The danger of Russia’s campaign in Syria, notwithstanding the attendant risk that it will spiral out of control, lies with his timing. Putin has been betting on America’s intervention fatigue, and thus far his calculation seems to add up. Even more importantly, he has gauged the deepening crisis in Europe, which had already been shocked by his Ukraine venture, shaken to the core by the Eurozone crisis, and now is being rocked by waves of migration from the Middle East that it cannot control or even manage effectively.
Last but not least, Putin has again dealt a blow to U.S. credibility. If there ever was a classic “in your face” foreign policy, Putin’s actions against American interests in MENA are just that, with the goal of further undermining U.S. influence with its allies. For Moscow, Syria and Ukraine are parts of the same strategic design: to target the Transatlantic security link, to undermine U.S. influence in Europe, and ultimately to dismantle the NATO alliance. Regardless of whether the Russians will ultimately succeed in saving Assad, Putin’s decisive move into Syria against rebels trained and supported by the U.S. has delivered a powerful message to the Europeans: America lacks the resolve to act, even in areas as important to its global position as the Middle East. The Europeans, especially the allies along the northeastern flank of NATO, will not miss this lesson.
There is a larger point to be made as the Obama Administration considers its options in Syria. The United States’ risk aversion has become an important variable in Putin’s strategy.

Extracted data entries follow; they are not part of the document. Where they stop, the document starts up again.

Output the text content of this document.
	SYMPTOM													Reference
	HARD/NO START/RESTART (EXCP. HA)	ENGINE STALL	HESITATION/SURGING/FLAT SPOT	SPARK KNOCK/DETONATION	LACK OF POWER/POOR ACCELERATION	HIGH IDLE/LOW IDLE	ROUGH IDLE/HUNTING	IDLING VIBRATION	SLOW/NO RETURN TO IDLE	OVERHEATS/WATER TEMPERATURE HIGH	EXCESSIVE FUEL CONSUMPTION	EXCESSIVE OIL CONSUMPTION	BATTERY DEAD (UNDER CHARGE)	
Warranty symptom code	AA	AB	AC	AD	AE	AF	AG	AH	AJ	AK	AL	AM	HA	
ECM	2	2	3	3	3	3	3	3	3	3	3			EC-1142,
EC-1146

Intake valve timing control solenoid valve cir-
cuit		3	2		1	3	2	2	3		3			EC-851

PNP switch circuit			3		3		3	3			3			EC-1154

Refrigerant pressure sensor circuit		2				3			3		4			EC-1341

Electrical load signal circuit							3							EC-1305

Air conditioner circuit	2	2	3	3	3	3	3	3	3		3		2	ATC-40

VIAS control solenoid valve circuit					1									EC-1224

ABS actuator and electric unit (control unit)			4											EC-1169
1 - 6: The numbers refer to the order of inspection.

The lesson the White House has drawn from the past decade of American intervention has been to minimize the risk of negative outcomes emblematic of Iraq and Afghanistan—that is, events that would fit the famous line by Colin Powell on Iraq: “You break it, you own it.” But Putin’s gamble in Syria is predicated on the assumption that, while there is indeed always the risk that an outcome may turn out badly, there is also another side to Powell’s dictum, namely that the payoff of a forward-leaning if admittedly risky policy can be substantial.
It is time we appreciate the larger stakes of the war in Syria for the future of U.S. influence in the Middle East, our relations with Europe and the cohesion of the NATO alliance. It is time we make sure Putin’s piano is not the only one to sound a tune in Syria.